Les libéraux font le pari que les électeurs canadiens veulent des politiques efficaces pour réduire les émissions de gaz à effet de serre. Les conservateurs croient que ces mêmes électeurs ne veulent pas payer trop cher pour ces politiques.

Les libéraux et les conservateurs s'affrontent sur le climat

OTTAWA — Un jour après que le chef conservateur Andrew Scheer eut accusé les libéraux de préparer une «taxe secrète sur le carburant» pour les familles, les aînés et les agriculteurs, les libéraux ont réagi en alléguant que les conservateurs n'avaient que du salissage à offrir plutôt qu'un véritable plan sur le changement climatique.

Les élections fédérales auront lieu dans plus de trois mois, mais les deux partis ont déjà ouvert les hostilités. Les libéraux font le pari que les électeurs canadiens veulent des politiques efficaces pour réduire les émissions de gaz à effet de serre. Les conservateurs croient que ces mêmes électeurs ne veulent pas payer trop cher pour ces politiques.

Les conservateurs s'en sont pris cette semaine aux normes sur les carburants propres que prévoient présenter les libéraux, qui forceraient le passage à des «combustibles propres» pour réduire les émissions de gaz à effet de serre de 30 millions de tonnes par an.

Au départ, les conservateurs avaient prévu envoyer une lettre des députés Shannon Stubbs et Ed Fast à la ministre de l'Environnement, Catherine McKenna, pour déplorer le manque de détails du plan, notamment quant à son impact sur les prix de l'essence. Mais lundi, le parti a décidé d'adopter un ton plus ferme. À la place, le chef conservateur Andrew Scheer a publié une lettre ouverte au premier ministre Justin Trudeau dans laquelle il a accusé les libéraux de préparer une taxe secrète, s'engageant à se débarrasser de ce plan s'il remporte les élections d'octobre.

Mais les libéraux se sont défendus.
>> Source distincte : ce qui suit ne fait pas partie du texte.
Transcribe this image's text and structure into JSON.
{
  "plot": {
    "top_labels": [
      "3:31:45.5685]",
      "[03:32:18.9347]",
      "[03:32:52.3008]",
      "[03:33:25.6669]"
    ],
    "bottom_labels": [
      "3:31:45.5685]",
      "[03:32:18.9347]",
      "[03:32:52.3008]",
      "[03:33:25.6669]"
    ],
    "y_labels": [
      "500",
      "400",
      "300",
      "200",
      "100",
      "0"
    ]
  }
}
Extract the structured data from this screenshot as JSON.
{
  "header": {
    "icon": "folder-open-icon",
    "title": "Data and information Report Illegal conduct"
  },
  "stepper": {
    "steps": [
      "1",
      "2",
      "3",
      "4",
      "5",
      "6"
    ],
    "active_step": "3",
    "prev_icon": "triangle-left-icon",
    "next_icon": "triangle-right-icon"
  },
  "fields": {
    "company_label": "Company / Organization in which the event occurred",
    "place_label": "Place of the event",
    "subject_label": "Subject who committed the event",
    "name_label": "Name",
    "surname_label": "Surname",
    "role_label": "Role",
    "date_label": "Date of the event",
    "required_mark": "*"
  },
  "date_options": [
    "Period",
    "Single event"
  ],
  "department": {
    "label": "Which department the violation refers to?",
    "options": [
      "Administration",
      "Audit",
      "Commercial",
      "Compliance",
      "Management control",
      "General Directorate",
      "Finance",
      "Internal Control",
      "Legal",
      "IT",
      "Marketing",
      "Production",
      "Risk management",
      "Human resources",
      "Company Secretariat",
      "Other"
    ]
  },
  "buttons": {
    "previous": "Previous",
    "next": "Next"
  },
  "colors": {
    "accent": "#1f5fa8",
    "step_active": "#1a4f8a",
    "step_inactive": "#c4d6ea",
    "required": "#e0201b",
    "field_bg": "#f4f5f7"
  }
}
En conférence de presse, mardi, les députés Sean Fraser et Mona Fortier ont reproché aux conservateurs de prôner des politiques qui correspondent à une «action contre le climat».

Certains premiers ministres conservateurs des provinces utilisent l'argent des contribuables pour tenter d'invalider la tarification sur le carbone du gouvernement fédéral, malgré deux jugements favorables à Ottawa en Ontario et en Saskatchewan, a déploré M. Fraser.

Impact sur les prix

Les députés libéraux se sont défendus de vouloir imposer «une taxe secrète», arguant qu'il s'agissait de nouvelles normes sur les carburants, et pas d'une nouvelle taxe.

M. Fraser a cependant refusé de dire comment cette norme pourrait avoir un impact sur le prix à la pompe.

En avril, la Chambre de commerce du Canada a déclaré qu'une taxe fédérale sur le carbone et une norme sur les carburants propres équivalaient à une «double ponction», en facturant deux fois les entreprises pour chaque tonne d'émissions. La chambre a estimé que d'ici 2025, la norme de carburant propre ajouterait 1,5 cent par litre d'essence et 3,7 cents par litre de diesel.

Dans une analyse publiée par Environnement Canada en février, le ministère a reconnu que les coûts de la mise en œuvre de la norme se répercuteraient probablement sur les consommateurs, les ménages et les utilisateurs industriels. Mais l'analyse n'a pas précisé le coût exact.

Un projet de règlement ne devrait pas être publié avant 2020; les détails seraient ensuite finalisés en 2021 et la nouvelle norme n'entrerait en vigueur qu'en 2022.